3.4. Rumo a um tênue consenso: o período de transição

3.4.5. Um consenso no dissenso

A partir da década de 1970 se formou um tênue consenso no campo das planetogonias, ainda que houvesse muitas discordâncias quanto aos diferentes estágios e processos de formação de estrelas e planetas. O rumo tomado pelo campo é simbolizado pelo título de uma conferência dedicada ao tema, a primeira Protostars and Planets, que ocorreu em 1978. Mais do que isso, no compêndio dos trabalhos apresentados, encontra-se uma sucinta avaliação do estado em que se encontrava a ciência da formação do sistema solar:

Ainda não existe uma teoria moderna unificada e bem aceita de formação de planetas, mas um corpo de trabalho em andamento que se move em uma determinada direção. Ele sugere que poeira e gás formam universalmente nebulosas circunstanciais em torno de novas estrelas. Parte da poeira pode sobreviver intacta de origem anterior em supernovas ou outros processos de ejeção estelar. De qualquer forma, é provável que o material seja afetado isotopicamente por supernovas próximas. É quase certo que novas poeiras se condensem na nebulosa circunstelar em resfriamento. O problema do desenvolvimento planetário é o problema da evolução adicional dos componentes de poeira e gás da nebulosa. (HARTMANN, 1978, p. 58).

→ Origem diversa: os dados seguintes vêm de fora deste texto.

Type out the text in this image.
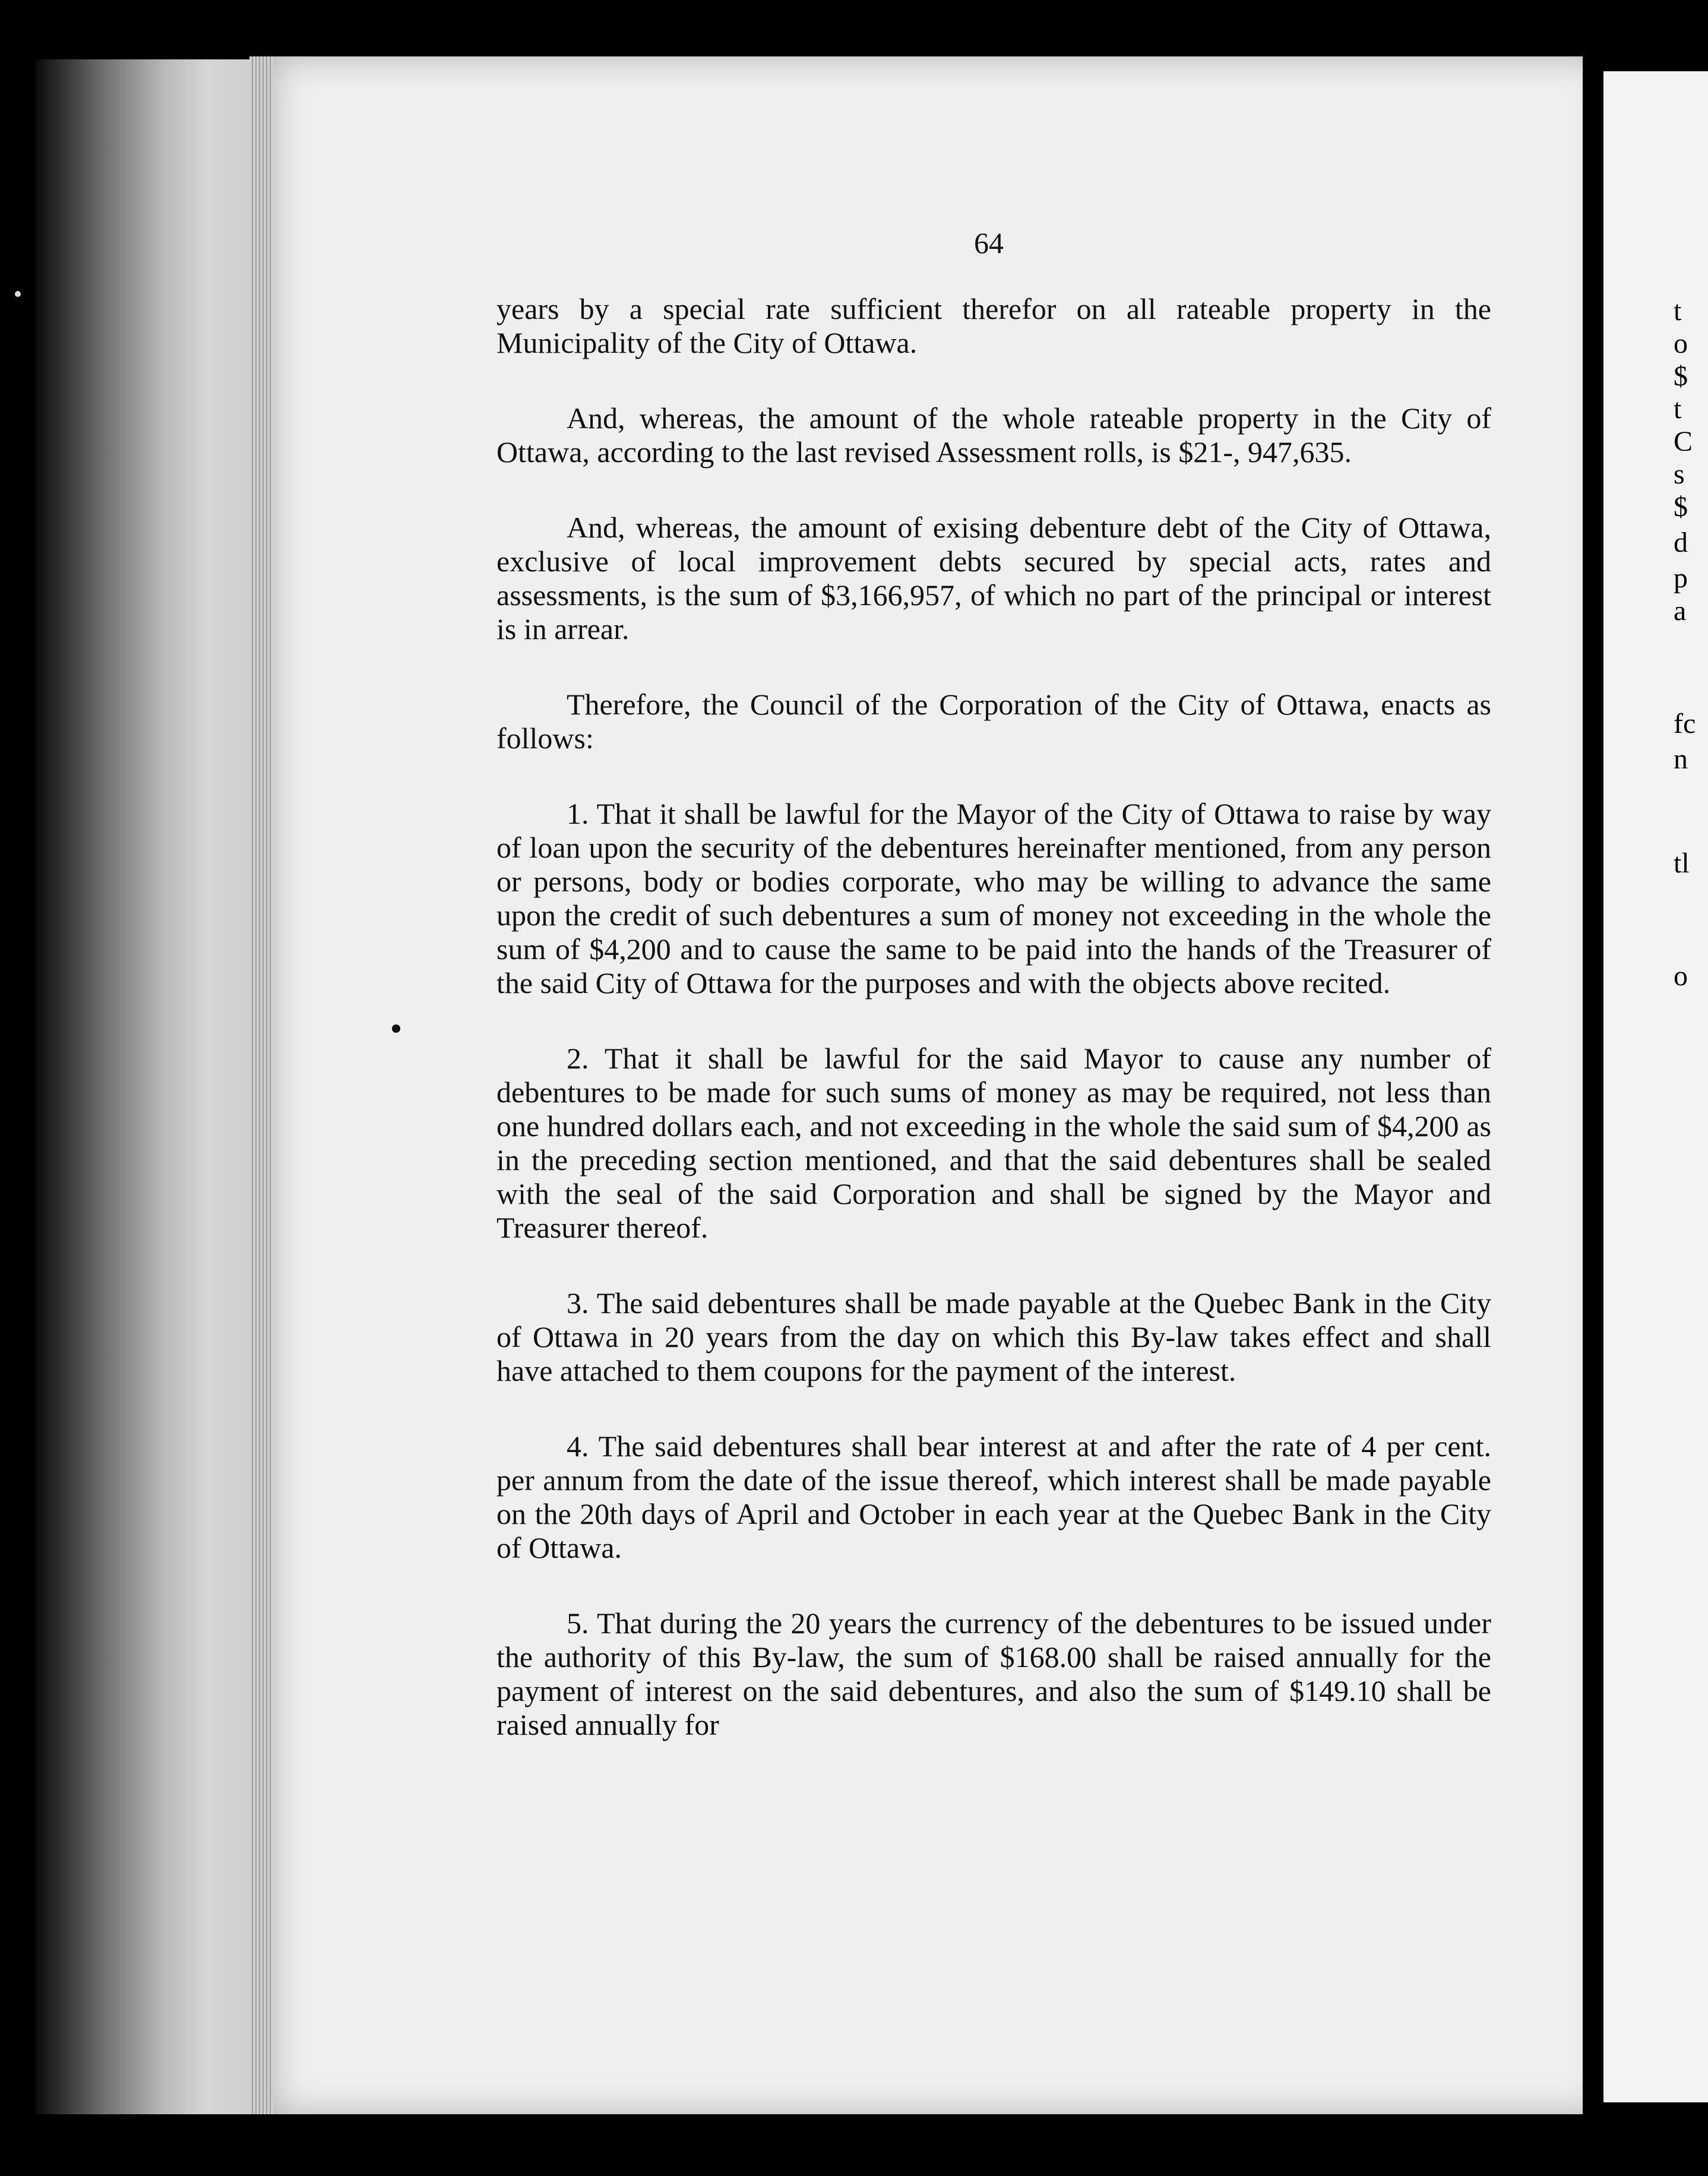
64

years by a special rate sufficient therefor on all rateable property in the Municipality of the City of Ottawa.

And, whereas, the amount of the whole rateable property in the City of Ottawa, according to the last revised Assessment rolls, is $21-, 947,635.

And, whereas, the amount of exising debenture debt of the City of Ottawa, exclusive of local improvement debts secured by special acts, rates and assessments, is the sum of $3,166,957, of which no part of the principal or interest is in arrear.

Therefore, the Council of the Corporation of the City of Ottawa, enacts as follows:

1. That it shall be lawful for the Mayor of the City of Ottawa to raise by way of loan upon the security of the debentures hereinafter mentioned, from any person or persons, body or bodies corporate, who may be willing to advance the same upon the credit of such debentures a sum of money not exceeding in the whole the sum of $4,200 and to cause the same to be paid into the hands of the Treasurer of the said City of Ottawa for the purposes and with the objects above recited.

2. That it shall be lawful for the said Mayor to cause any number of debentures to be made for such sums of money as may be required, not less than one hundred dollars each, and not exceeding in the whole the said sum of $4,200 as in the preceding section mentioned, and that the said debentures shall be sealed with the seal of the said Corporation and shall be signed by the Mayor and Treasurer thereof.

3. The said debentures shall be made payable at the Quebec Bank in the City of Ottawa in 20 years from the day on which this By-law takes effect and shall have attached to them coupons for the payment of the interest.

4. The said debentures shall bear interest at and after the rate of 4 per cent. per annum from the date of the issue thereof, which interest shall be made payable on the 20th days of April and October in each year at the Quebec Bank in the City of Ottawa.

5. That during the 20 years the currency of the debentures to be issued under the authority of this By-law, the sum of $168.00 shall be raised annually for the payment of interest on the said debentures, and also the sum of $149.10 shall be raised annually for

t
o
$
t
C
s
$
d
p
a
fc
n
tl
o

A conferência tinha o objetivo de colocar em contato pesquisadores de formação e evolução de estrelas com planetogonistas66. Ainda não havia evidências da existência de discos circunstelares (um invólucro esférico de poeira era considerado uma alternativa plausível para a explicação do excesso de emissão de infravermelho ao redor de protoestrelas). Além disso, ainda nenhuma alegação de descoberta de exoplanetas havia sobrevivido ao exame crítico da comunidade. Não havia meios de testar a hipótese de que a formação de estrelas implicava a formação de planetas. Por isso, pode parecer um contrassenso, diante da ausência de evidências do próprio objeto (a conexão observacional entre a formação de estrelas e a de planetas), que a conferência tenha sido realizada. Penso, no entanto, que era justamente pela carência de dados observacionais que foi considerada necessária uma integração do conhecimento de astrofísica com o da astronomia planetária, na busca por entender se e como a formação de estrelas e a de planetas poderiam estar relacionadas. E por um motivo simples: a ausência de evidência sobre exoplanetas e discos circunstelares no final da década de 1970 não era interpretada como um bom motivo para considerar a situação como um todo uma evidência de ausência desses objetos. Em vez disso, havia fortes motivos teóricos e técnicos para considerar que discos circunstelares e exoplanetas existiam, só não havia tecnologia disponível para detectá-los.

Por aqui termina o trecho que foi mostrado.